I asked him about Islam. He said it was a good religion, but that he wasn’t a very good Muslim. He explained the connection to Jesus, how he was a special figure in the religion, which I already knew a bit about. I was more surprised by the 5 Pillars of Islam, and the imperative to pray five times a day, to travel to Mecca, rituals of cleanliness, and the spiritual idea that interest on money is evil (something that after the Wall Street melt down, I might be inclined to agree with). After several such talks, he gave me a Qur’an, a beautiful edition with colorful text and a yellow binding, the paper thin as parchment. I still keep it on my shelf next to my Bible.
I spoke to him of my simple home life with my husband and child, and he asked about them often. My husband, due in part to my workday reports, he did not think very highly of Farid: he thought the fellow was arrogant and selfish, and in some respects, he was. Farid never gave an indication of anyone significant in his life except his mother and father. The thought crossed my mind more than once that he may have been a homosexual: but nothing he ever said or did confirmed or even indicated it.

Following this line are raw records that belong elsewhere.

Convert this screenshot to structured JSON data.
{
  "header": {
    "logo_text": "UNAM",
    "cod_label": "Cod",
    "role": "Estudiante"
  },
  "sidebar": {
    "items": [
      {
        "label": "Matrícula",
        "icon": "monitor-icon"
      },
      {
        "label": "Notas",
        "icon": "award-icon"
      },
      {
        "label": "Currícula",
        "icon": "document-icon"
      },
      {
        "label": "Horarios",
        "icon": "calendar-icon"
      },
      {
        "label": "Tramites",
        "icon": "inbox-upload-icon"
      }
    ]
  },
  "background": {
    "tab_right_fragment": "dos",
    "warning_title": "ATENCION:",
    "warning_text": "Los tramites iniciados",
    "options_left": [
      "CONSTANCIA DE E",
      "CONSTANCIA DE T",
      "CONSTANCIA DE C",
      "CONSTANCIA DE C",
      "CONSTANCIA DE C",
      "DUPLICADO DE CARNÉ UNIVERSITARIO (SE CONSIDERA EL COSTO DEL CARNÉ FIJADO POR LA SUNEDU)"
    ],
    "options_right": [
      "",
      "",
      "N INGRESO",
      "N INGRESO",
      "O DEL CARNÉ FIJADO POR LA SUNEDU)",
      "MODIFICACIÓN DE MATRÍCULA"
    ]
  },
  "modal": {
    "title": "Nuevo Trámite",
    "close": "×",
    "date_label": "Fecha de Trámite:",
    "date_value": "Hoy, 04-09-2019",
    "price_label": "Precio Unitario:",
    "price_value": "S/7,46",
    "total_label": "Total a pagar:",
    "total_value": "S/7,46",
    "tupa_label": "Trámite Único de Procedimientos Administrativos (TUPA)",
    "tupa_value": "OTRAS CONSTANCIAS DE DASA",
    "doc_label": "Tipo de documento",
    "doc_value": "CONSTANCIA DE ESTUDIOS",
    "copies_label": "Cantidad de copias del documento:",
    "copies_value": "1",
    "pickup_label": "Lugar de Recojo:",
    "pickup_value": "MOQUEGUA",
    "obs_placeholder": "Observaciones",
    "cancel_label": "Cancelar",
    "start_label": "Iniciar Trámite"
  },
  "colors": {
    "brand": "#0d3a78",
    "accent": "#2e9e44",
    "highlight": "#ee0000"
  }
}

He was not easy to work with. Others started complaining about his aloofness and the dryness of his prose. He got very angry with me once, and I with him, but we sat down and talked it through, and I felt like our relationship was for the most part repaired.
As the deadline for his project approached, the higher ups decided to let his contract lapse. They did not tell him, but they already had someone else in mind to finish the project. He was crushed after they told him his position was not going to be renewed. I tried to be encouraging, and told him I would be happy to be a lateral reference if it would help.
In the days before his departure, he began to get more angry about his own personal situation—“They are children!”—he said of the bosses, and frustrated with the United States over its policies with Iran. He ranted about how the U.S. was wrong for supporting the murdering Shah, but also wrong for not intervening against Ahmadinejad, who he thought was crazy. “He doesn’t believe that the Holocaust happened. A lot of people in Iran don’t believe it,” he would say shaking his head. At that point, I wasn’t 100% sure he believed in the Holocaust himself.
“You have to understand. Tehran is a huge city. It’s like Los Angeles. It’s bigger than Paris. It needs power. We have to have nuclear energy, or we’ll be a third world country. Who is the United States to try to deny us that need?”
Farid was proud of his Persian heritage. Of the great kings of the days of Alexander. Of the Zoroastrian fight of good over evil. He was a human being torn between to opposing forces, truth and falsehood, and two nations, his homeland, and his adopted home. I believed he suffered much, in that land between, not knowing whom he could trust; not knowing if his mixed loyalties were warranted and his moral convictions sound. He so wanted to do something right, to work for the good of peace and understanding. But in this instance, his message and his methods fell largely on deaf ears.
He stopped by the office once, several weeks after he had been released from his assignment. He poked his head in my office unannounced. And I hate to say it but he gave me a start, standing there in his black leather jacket with his motorcycle helmet in hand. He was nothing but kind, and I fought back tears listening to his deep regrets that he could not finish what he started. He had two promising leads for new work, and told me that he was not at all worried. That he would be fine, if God was willing.
In the end, how could he trust either nation or people? He didn’t belong fully to either.
As I reflect on Farid, I wonder where I belong, and whom can I trust? Then, as now, few of our leaders seem truly good and just. As both nations again skirt the issue of war, can we really maintain hope for a peaceful solution?